The Dolphins come calling

Hall of Fame coach Don Shula, who had learned about Vermillion’s love of the game, commitment to the players, and skilled hand in rehabilitation and training while he was at the nearby University of Miami, took a chance in 1991 and asked Vermillion to join his staff. Within the year, he became the youngest NFL trainer in history.


“It was a huge change for me going from a clinic setting seeing a host of people from twelve year old little guys to older people, to concentrating only on football,” he shares. “I was fortunate to have the opportunity.”


But the job did not come without Hall of Fame level challenges. In 1993, quarterback Dan Marino tore his Achilles tendon and Vermillion was tasked with getting him back on the field. And when Coach Shula sustained a similar injury, he placed his trust in Vermillion, too.


“Working with Danny was a highlight for me with his Hall of Fame motivation and character,” Vermillion shares. “Great players like Danny and wide receiver Fred Barnett, who we had back on the field four months after ACL reconstruction because he didn’t want to end his career on the sidelines, along with great surgeons, make working rehab so much easier.”


Carolina on his mind

Ryan Vermillion was just settling in to his job as Director of Rehabilitation with the Washington Redskins when Carolina Panthers coach John Fox came calling. Coach Fox was making changes to the team’s training room and believed Vermillion was a key piece to help put the team on a trajectory towards the Super Bowl. In what he recalls as a “phenomenal move,” Vermillion became the Head Athletic Trainer in 2002, moving his family first to Highland Creek before relocating to Cornelius in 2008.


In his fourteen plus years with the Panthers, Ryan Vermillion has watched a sport change and science help advance his craft.


He explains, “The NFL is a bigger game now than when I started.
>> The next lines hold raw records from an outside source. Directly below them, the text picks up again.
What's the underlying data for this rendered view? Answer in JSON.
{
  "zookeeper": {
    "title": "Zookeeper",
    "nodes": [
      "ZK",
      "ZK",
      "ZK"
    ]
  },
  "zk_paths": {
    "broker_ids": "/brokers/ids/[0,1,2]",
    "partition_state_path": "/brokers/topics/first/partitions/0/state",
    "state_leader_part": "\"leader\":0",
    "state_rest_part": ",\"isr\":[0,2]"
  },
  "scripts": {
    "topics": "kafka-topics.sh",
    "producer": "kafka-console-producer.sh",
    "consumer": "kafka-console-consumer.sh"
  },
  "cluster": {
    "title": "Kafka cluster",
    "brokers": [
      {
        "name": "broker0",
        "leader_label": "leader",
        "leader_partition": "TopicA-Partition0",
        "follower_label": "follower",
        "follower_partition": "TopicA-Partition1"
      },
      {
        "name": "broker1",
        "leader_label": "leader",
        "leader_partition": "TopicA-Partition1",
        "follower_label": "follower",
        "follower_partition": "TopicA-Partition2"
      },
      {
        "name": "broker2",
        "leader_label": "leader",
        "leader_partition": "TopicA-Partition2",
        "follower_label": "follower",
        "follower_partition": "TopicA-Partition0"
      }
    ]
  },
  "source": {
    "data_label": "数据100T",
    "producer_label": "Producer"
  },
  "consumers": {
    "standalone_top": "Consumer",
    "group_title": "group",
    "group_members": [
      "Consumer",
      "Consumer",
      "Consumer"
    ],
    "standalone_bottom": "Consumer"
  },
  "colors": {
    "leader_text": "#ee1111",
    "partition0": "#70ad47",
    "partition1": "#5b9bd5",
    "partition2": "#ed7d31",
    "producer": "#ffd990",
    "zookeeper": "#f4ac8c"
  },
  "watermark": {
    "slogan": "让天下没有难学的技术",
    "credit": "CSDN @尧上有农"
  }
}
We used to have an off-season, but not anymore. The job of an NFL trainer is a twelve-month gig in order to keep players on the field. They break down early in their careers and they break down late. It is our job to be there seven days a week.”


Science, he adds, helps trainers do their job better.
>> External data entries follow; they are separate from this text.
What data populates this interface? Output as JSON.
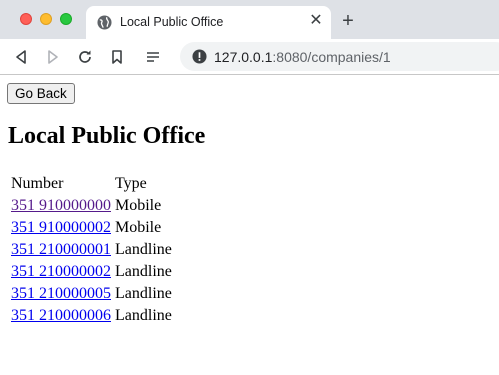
{
  "browser": {
    "tab": {
      "title": "Local Public Office"
    },
    "address_bar": {
      "url_host": "127.0.0.1",
      "url_rest": ":8080/companies/1"
    }
  },
  "page": {
    "go_back_label": "Go Back",
    "title": "Local Public Office",
    "table": {
      "headers": [
        "Number",
        "Type"
      ],
      "rows": [
        {
          "number": "351 910000000",
          "type": "Mobile",
          "visited": true
        },
        {
          "number": "351 910000002",
          "type": "Mobile",
          "visited": false
        },
        {
          "number": "351 210000001",
          "type": "Landline",
          "visited": false
        },
        {
          "number": "351 210000002",
          "type": "Landline",
          "visited": false
        },
        {
          "number": "351 210000005",
          "type": "Landline",
          "visited": false
        },
        {
          "number": "351 210000006",
          "type": "Landline",
          "visited": false
        }
      ]
    }
  }
}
“Science has allowed us to be better at doing what we always have,” he shares. “Better equipment, more pieces of equipment, and science and technology itself have taught us to be better. Even if you think of concussions, our care of post head trauma is better than ten and twenty years ago. It used to be about ‘rest until you feel better.’ Now we are studying the brain, what was affected, what are the triggers, and what is lacking. Concussions are a big thing, and there is obviously a big focus on it, but if diagnosed and treated properly, concussions, like many other injuries, can be overcome.”


Even with advances in science, Vermillion says his focus remains on the players.
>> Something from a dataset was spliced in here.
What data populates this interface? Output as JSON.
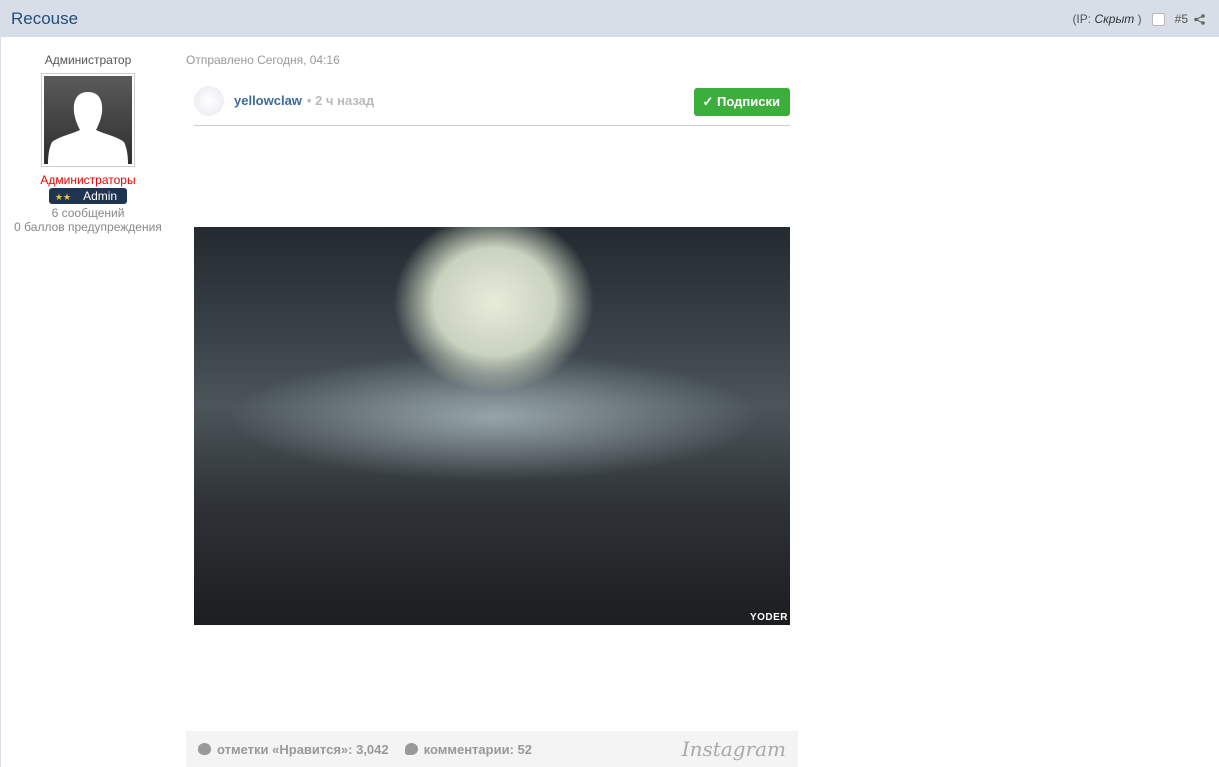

“I always tell the guys that what hasn’t changed is the care of the athletes. That is our number one focus, always has been and will be. I learned that the first day I walked in to the training room and I live it every day,” he shares. “Through the years I have worked with amazing athletes and they are the ones who make my job so worthwhile. Brave guys, tough guys, players like Thomas Davis, Luke Kuechly, Ryan Kalil, and Trei Turner.”


While much has changed through Ryan Vermillion’s career, there is one thing that has remained the same.


“I love team sports. And of all the sports, there is nothing I love more than football. Getting fifty-three guys ready to play on a Sunday. I love the challenge, I love tinkering and fine tuning individual solutions, and I love the common goals,” he exclaims.